What is most important in this strategy is that you promote the least capable teachers out of the classroom and into administration where they can perpetuate their low expectations and select new staff who are even less competent than themselves. That way their own positions will secure until pension time. Just turn up, make no waves, talk the talk of reform but change the educational focus every year just to ensure that nothing changes.

Of course, the best way to ensure that the educational standard declines is to institute a system-wide assessment procedure and complain that the underskilled teachers, former students from early in your administration when academic standards began to decline, lack the necessary skills to do the job. (Your early attempts to oversimplify the education system because you personally found it too hard have absolutely nothing to do with the decline in education standards).

The moral of this story is if you pay peanuts you get monkeys - and that is what has happened in Britain, US and Oz.

Politicians have a project life of one election campaign, and no further. Education requires a lifetime. :) :)
 
mig said:
Depends which branch of the CS you're in.

Never happened in the Inland Revenue.Took me 6 years to move
one grade.Then another 14 in the same one.

I've known people who served over 30 years in the same grade.

Ten years in the Revenue and I jumped the fence to work in the private sector - much more remunerative!
 
p_p_man said:
Are the kids getting cleverer?

Are the exams getting easier?

Or is it a Government plot to make sure the job market isn't flooded by unwanted job seekers?

I do belive that kids are getting smarter, but thats NOT a result of anywestern country's educational system.

The Exams are probaly getting easier, but I dont think it's a government plot to reduce unemplyement. I think it's the result of changes in "educational theory" over the last fifty-seven years or so.

Actully, it's all Dr. Benjamin Spock's fault; the cockamamie child rearing theories he foisted upon the English speaking world got insinuated into the educational system disguised as "Peer Promotion," "The New Math," and "Pass/Fail" grading.

Now, with the third generation of teachers brought up under the touchy-feely, "esteem is more important than knowledge" education theory, the obvious solution to "tough" tests is to make them "easy" tests and just call them "tough" instead of the better solution of teaching kids what they need to know.
 
red_rose said:
I wrote a lovely piece of satire on this when I was in high school.

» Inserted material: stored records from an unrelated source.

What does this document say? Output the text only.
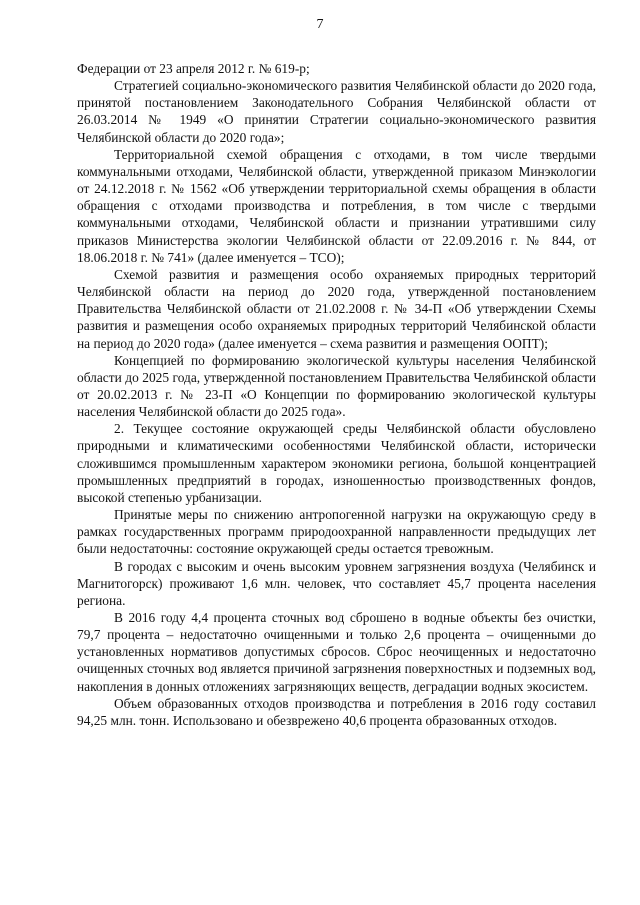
7

Федерации от 23 апреля 2012 г. № 619-р;

Стратегией социально-экономического развития Челябинской области до 2020 года, принятой постановлением Законодательного Собрания Челябинской области от 26.03.2014 № 1949 «О принятии Стратегии социально-экономического развития Челябинской области до 2020 года»;

Территориальной схемой обращения с отходами, в том числе твердыми коммунальными отходами, Челябинской области, утвержденной приказом Минэкологии от 24.12.2018 г. № 1562 «Об утверждении территориальной схемы обращения в области обращения с отходами производства и потребления, в том числе с твердыми коммунальными отходами, Челябинской области и признании утратившими силу приказов Министерства экологии Челябинской области от 22.09.2016 г. № 844, от 18.06.2018 г. № 741» (далее именуется – ТСО);

Схемой развития и размещения особо охраняемых природных территорий Челябинской области на период до 2020 года, утвержденной постановлением Правительства Челябинской области от 21.02.2008 г. № 34-П «Об утверждении Схемы развития и размещения особо охраняемых природных территорий Челябинской области на период до 2020 года» (далее именуется – схема развития и размещения ООПТ);

Концепцией по формированию экологической культуры населения Челябинской области до 2025 года, утвержденной постановлением Правительства Челябинской области от 20.02.2013 г. № 23-П «О Концепции по формированию экологической культуры населения Челябинской области до 2025 года».

2. Текущее состояние окружающей среды Челябинской области обусловлено природными и климатическими особенностями Челябинской области, исторически сложившимся промышленным характером экономики региона, большой концентрацией промышленных предприятий в городах, изношенностью производственных фондов, высокой степенью урбанизации.

Принятые меры по снижению антропогенной нагрузки на окружающую среду в рамках государственных программ природоохранной направленности предыдущих лет были недостаточны: состояние окружающей среды остается тревожным.

В городах с высоким и очень высоким уровнем загрязнения воздуха (Челябинск и Магнитогорск) проживают 1,6 млн. человек, что составляет 45,7 процента населения региона.

В 2016 году 4,4 процента сточных вод сброшено в водные объекты без очистки, 79,7 процента – недостаточно очищенными и только 2,6 процента – очищенными до установленных нормативов допустимых сбросов. Сброс неочищенных и недостаточно очищенных сточных вод является причиной загрязнения поверхностных и подземных вод, накопления в донных отложениях загрязняющих веществ, деградации водных экосистем.

Объем образованных отходов производства и потребления в 2016 году составил 94,25 млн. тонн. Использовано и обезврежено 40,6 процента образованных отходов.
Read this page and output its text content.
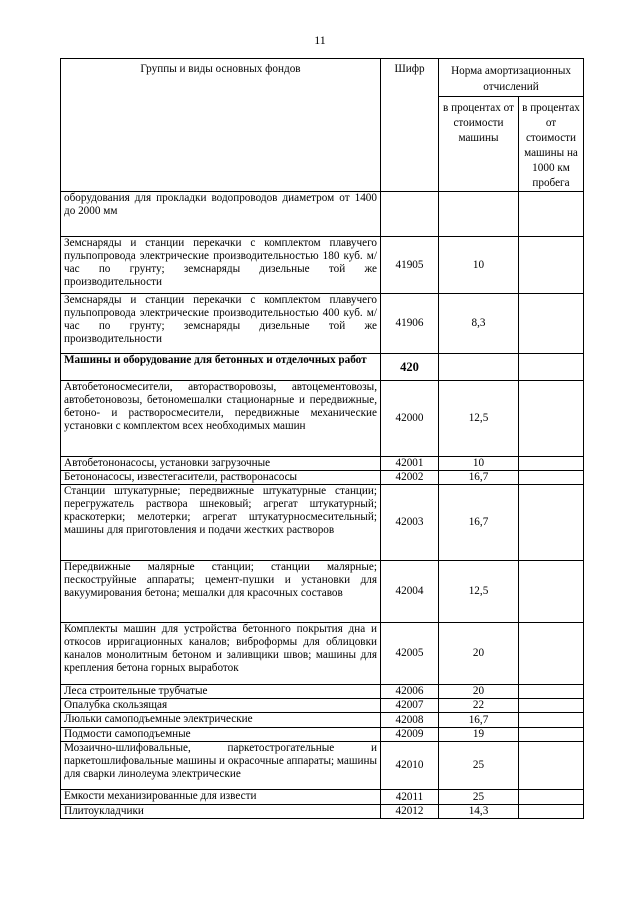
11
Группы и виды основных фондов	Шифр	Норма амортизационных отчислений	
		в процентах от стоимости машины	в процентах от стоимости машины на 1000 км пробега
оборудования для прокладки водопроводов диаметром от 1400 до 2000 мм			
Земснаряды и станции перекачки с комплектом плавучего пульпопровода электрические производительностью 180 куб. м/час по грунту; земснаряды дизельные той же производительности	41905	10	
Земснаряды и станции перекачки с комплектом плавучего пульпопровода электрические производительностью 400 куб. м/час по грунту; земснаряды дизельные той же производительности	41906	8,3	
Машины и оборудование для бетонных и отделочных работ	420		
Автобетоносмесители, авторастворовозы, автоцементовозы, автобетоновозы, бетономешалки стационарные и передвижные, бетоно- и растворосмесители, передвижные механические установки с комплектом всех необходимых машин	42000	12,5	
Автобетононасосы, установки загрузочные	42001	10	
Бетононасосы, известегасители, растворонасосы	42002	16,7	
Станции штукатурные; передвижные штукатурные станции; перегружатель раствора шнековый; агрегат штукатурный; краскотерки; мелотерки; агрегат штукатурносмесительный; машины для приготовления и подачи жестких растворов	42003	16,7	
Передвижные малярные станции; станции малярные; пескоструйные аппараты; цемент-пушки и установки для вакуумирования бетона; мешалки для красочных составов	42004	12,5	
Комплекты машин для устройства бетонного покрытия дна и откосов ирригационных каналов; виброформы для облицовки каналов монолитным бетоном и заливщики швов; машины для крепления бетона горных выработок	42005	20	
Леса строительные трубчатые	42006	20	
Опалубка скользящая	42007	22	
Люльки самоподъемные электрические	42008	16,7	
Подмости самоподъемные	42009	19	
Мозаично-шлифовальные, паркетострогательные и паркетошлифовальные машины и окрасочные аппараты; машины для сварки линолеума электрические	42010	25	
Емкости механизированные для извести	42011	25	
Плитоукладчики	42012	14,3	
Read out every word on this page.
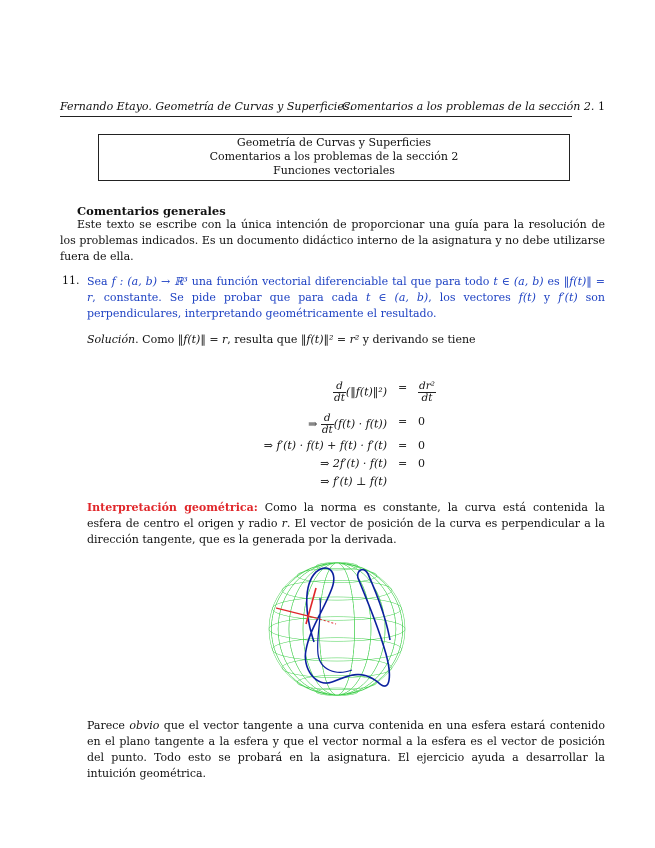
Fernando Etayo. Geometría de Curvas y Superficies.
Comentarios a los problemas de la sección 2. 1
Geometría de Curvas y Superficies
Comentarios a los problemas de la sección 2
Funciones vectoriales
Comentarios generales
Este texto se escribe con la única intención de proporcionar una guía para la resolución de los problemas indicados. Es un documento didáctico interno de la asignatura y no debe utilizarse fuera de ella.
11. Sea f : (a, b) → ℝ³ una función vectorial diferenciable tal que para todo t ∈ (a, b) es ‖f(t)‖ = r, constante. Se pide probar que para cada t ∈ (a, b), los vectores f(t) y f′(t) son perpendiculares, interpretando geométricamente el resultado.
Solución. Como ‖f(t)‖ = r, resulta que ‖f(t)‖² = r² y derivando se tiene
$\frac{d}{dt}$ (‖f(t)‖²) = $\frac{\text{dr²}}{dt}$
⇒ $\frac{d}{dt} (f(t) \cdot f(t)) = 0$
⇒ f′(t) · f(t) + f(t) · f′(t) = 0
⇒ 2f′(t) · f(t) = 0
⇒ f′(t) ⊥ f(t)
Interpretación geométrica: Como la norma es constante, la curva está contenida la esfera de centro el origen y radio r. El vector de posición de la curva es perpendicular a la dirección tangente, que es la generada por la derivada.
Parece obvio que el vector tangente a una curva contenida en una esfera estará contenido en el plano tangente a la esfera y que el vector normal a la esfera es el vector de posición del punto. Todo esto se probará en la asignatura. El ejercicio ayuda a desarrollar la intuición geométrica.
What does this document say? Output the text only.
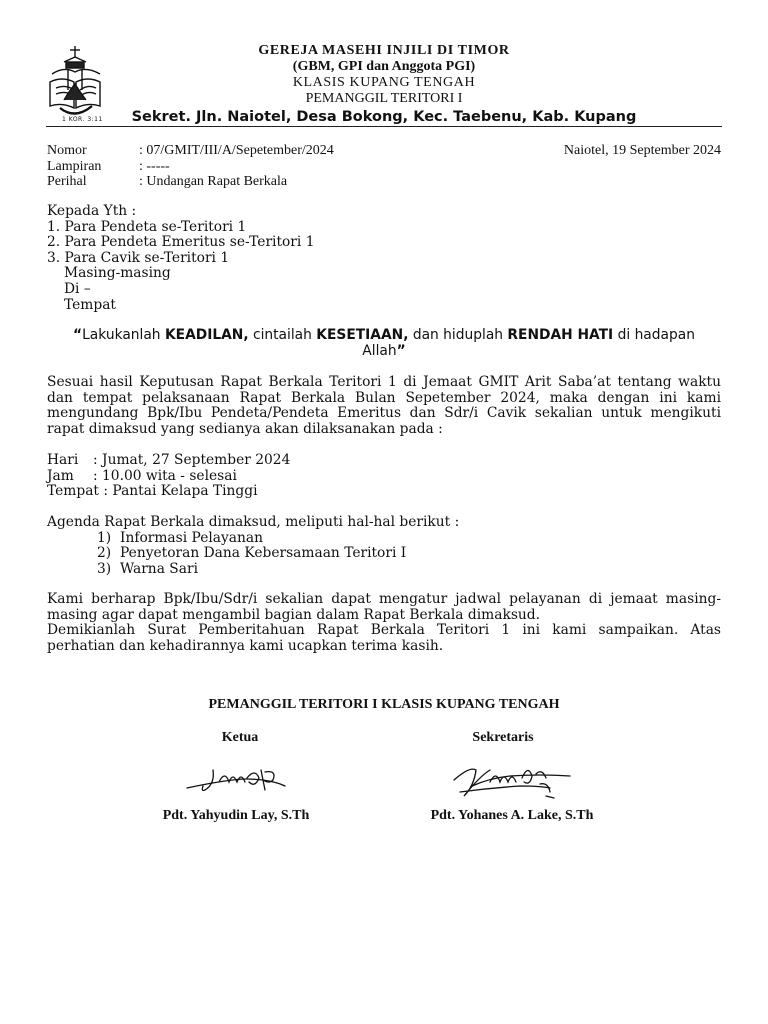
1 KOR. 3:11
GEREJA MASEHI INJILI DI TIMOR
(GBM, GPI dan Anggota PGI)
KLASIS KUPANG TENGAH
PEMANGGIL TERITORI I
Sekret. Jln. Naiotel, Desa Bokong, Kec. Taebenu, Kab. Kupang
Nomor	: 07/GMIT/III/A/Sepetember/2024	Naiotel, 19 September 2024
Lampiran	: -----
Perihal	: Undangan Rapat Berkala
Kepada Yth :
1. Para Pendeta se-Teritori 1
2. Para Pendeta Emeritus se-Teritori 1
3. Para Cavik se-Teritori 1
Masing-masing
Di –
Tempat
“Lakukanlah KEADILAN, cintailah KESETIAAN, dan hiduplah RENDAH HATI di hadapan
Allah”
Sesuai hasil Keputusan Rapat Berkala Teritori 1 di Jemaat GMIT Arit Saba’at tentang waktu
dan tempat pelaksanaan Rapat Berkala Bulan Sepetember 2024, maka dengan ini kami
mengundang Bpk/Ibu Pendeta/Pendeta Emeritus dan Sdr/i Cavik sekalian untuk mengikuti
rapat dimaksud yang sedianya akan dilaksanakan pada :
Hari : Jumat, 27 September 2024
Jam : 10.00 wita - selesai
Tempat : Pantai Kelapa Tinggi
Agenda Rapat Berkala dimaksud, meliputi hal-hal berikut :
1) Informasi Pelayanan
2) Penyetoran Dana Kebersamaan Teritori I
3) Warna Sari
Kami berharap Bpk/Ibu/Sdr/i sekalian dapat mengatur jadwal pelayanan di jemaat masing-
masing agar dapat mengambil bagian dalam Rapat Berkala dimaksud.
Demikianlah Surat Pemberitahuan Rapat Berkala Teritori 1 ini kami sampaikan. Atas
perhatian dan kehadirannya kami ucapkan terima kasih.
PEMANGGIL TERITORI I KLASIS KUPANG TENGAH
Ketua	Sekretaris
Pdt. Yahyudin Lay, S.Th	Pdt. Yohanes A. Lake, S.Th
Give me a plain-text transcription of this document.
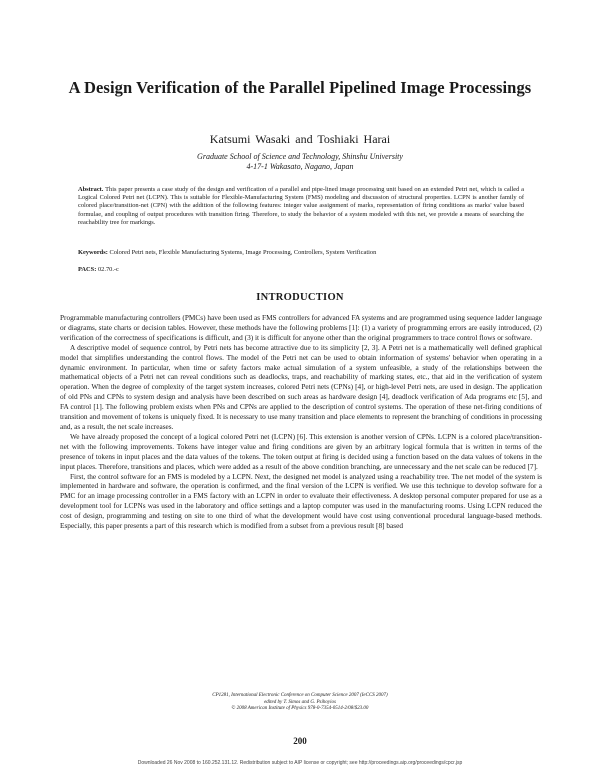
A Design Verification of the Parallel Pipelined Image Processings
Katsumi Wasaki and Toshiaki Harai
Graduate School of Science and Technology, Shinshu University
4-17-1 Wakasato, Nagano, Japan

Abstract. This paper presents a case study of the design and verification of a parallel and pipe-lined image processing unit based on an extended Petri net, which is called a Logical Colored Petri net (LCPN). This is suitable for Flexible-Manufacturing System (FMS) modeling and discussion of structural properties. LCPN is another family of colored place/transition-net (CPN) with the addition of the following features: integer value assignment of marks, representation of firing conditions as marks' value based formulae, and coupling of output procedures with transition firing. Therefore, to study the behavior of a system modeled with this net, we provide a means of searching the reachability tree for markings.

Keywords: Colored Petri nets, Flexible Manufacturing Systems, Image Processing, Controllers, System Verification

PACS: 02.70.-c

INTRODUCTION

Programmable manufacturing controllers (PMCs) have been used as FMS controllers for advanced FA systems and are programmed using sequence ladder language or diagrams, state charts or decision tables. However, these methods have the following problems [1]: (1) a variety of programming errors are easily introduced, (2) verification of the correctness of specifications is difficult, and (3) it is difficult for anyone other than the original programmers to trace control flows or software.

A descriptive model of sequence control, by Petri nets has become attractive due to its simplicity [2, 3]. A Petri net is a mathematically well defined graphical model that simplifies understanding the control flows. The model of the Petri net can be used to obtain information of systems' behavior when operating in a dynamic environment. In particular, when time or safety factors make actual simulation of a system unfeasible, a study of the relationships between the mathematical objects of a Petri net can reveal conditions such as deadlocks, traps, and reachability of marking states, etc., that aid in the verification of system operation. When the degree of complexity of the target system increases, colored Petri nets (CPNs) [4], or high-level Petri nets, are used in design. The application of old PNs and CPNs to system design and analysis have been described on such areas as hardware design [4], deadlock verification of Ada programs etc [5], and FA control [1]. The following problem exists when PNs and CPNs are applied to the description of control systems. The operation of these net-firing conditions of transition and movement of tokens is uniquely fixed. It is necessary to use many transition and place elements to represent the branching of conditions in processing and, as a result, the net scale increases.

We have already proposed the concept of a logical colored Petri net (LCPN) [6]. This extension is another version of CPNs. LCPN is a colored place/transition-net with the following improvements. Tokens have integer value and firing conditions are given by an arbitrary logical formula that is written in terms of the presence of tokens in input places and the data values of the tokens. The token output at firing is decided using a function based on the data values of tokens in the input places. Therefore, transitions and places, which were added as a result of the above condition branching, are unnecessary and the net scale can be reduced [7].

First, the control software for an FMS is modeled by a LCPN. Next, the designed net model is analyzed using a reachability tree. The net model of the system is implemented in hardware and software, the operation is confirmed, and the final version of the LCPN is verified. We use this technique to develop software for a PMC for an image processing controller in a FMS factory with an LCPN in order to evaluate their effectiveness. A desktop personal computer prepared for use as a development tool for LCPNs was used in the laboratory and office settings and a laptop computer was used in the manufacturing rooms. Using LCPN reduced the cost of design, programming and testing on site to one third of what the development would have cost using conventional procedural language-based methods. Especially, this paper presents a part of this research which is modified from a subset from a previous result [8] based

CP1281, International Electronic Conference on Computer Science 2007 (IeCCS 2007)
edited by T. Simos and G. Psihoyios
© 2008 American Institute of Physics 978-0-7354-0514-2/08/$23.00
200
Downloaded 26 Nov 2008 to 160.252.131.12. Redistribution subject to AIP license or copyright; see http://proceedings.aip.org/proceedings/cpcr.jsp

Luckily, the teacher I had in that English class agreed with my total distaste for the education system in our area (and beyond).

She gave me an A+.


Oh, wait... maybe she was just giving me that grade!

Shit. Now I'll never know.


But, in all seriousness, it is a ridiculous situation. How many points do we get now just for writing our name on our SAT? It used to be 200, but I think it went up when I was a freshman in high school.

There are still some good school systems out there. I happen to be a fairly strong supporter of the Houston Independent School District (although others may not agree). It has its downfalls, but of the four states (and four different education systems I've experienced), HISD has surpassed them all. I was struggling to make my Cs and Ds when I was in Houston.

I graduated with honors and a 3.8 GPA from a high school in South Jersey.

Did my class standing make it easier to get accepted into college? Hell yes.

Was I READY for college? Not in the least. The kids in that town are being raised to work blue collar jobs and grow up in the same small town. Our valedictorian went to community college after high school!

Anyhow........ rant over. :D

We need a bettur edjukashun sistem.

Hm shows what you know. Need? As everybody knows need should be spelt knead. Eaven eye no thatt
 
A migration to 'outcome' based education. The kids aren't smarter. And there has been no quantum leap in the facility with the English Language, that's for sure.

90 some percent of Harvard grads are now 'honor' students. An improbable as that may seem.

Oh well, you reap what you sow.

Ishmael
 
I am a construction worker and it still amazes me how many of our high school grads cannot add 1/4 + 3/8. Get back to the basics and quit with the meaningless tests.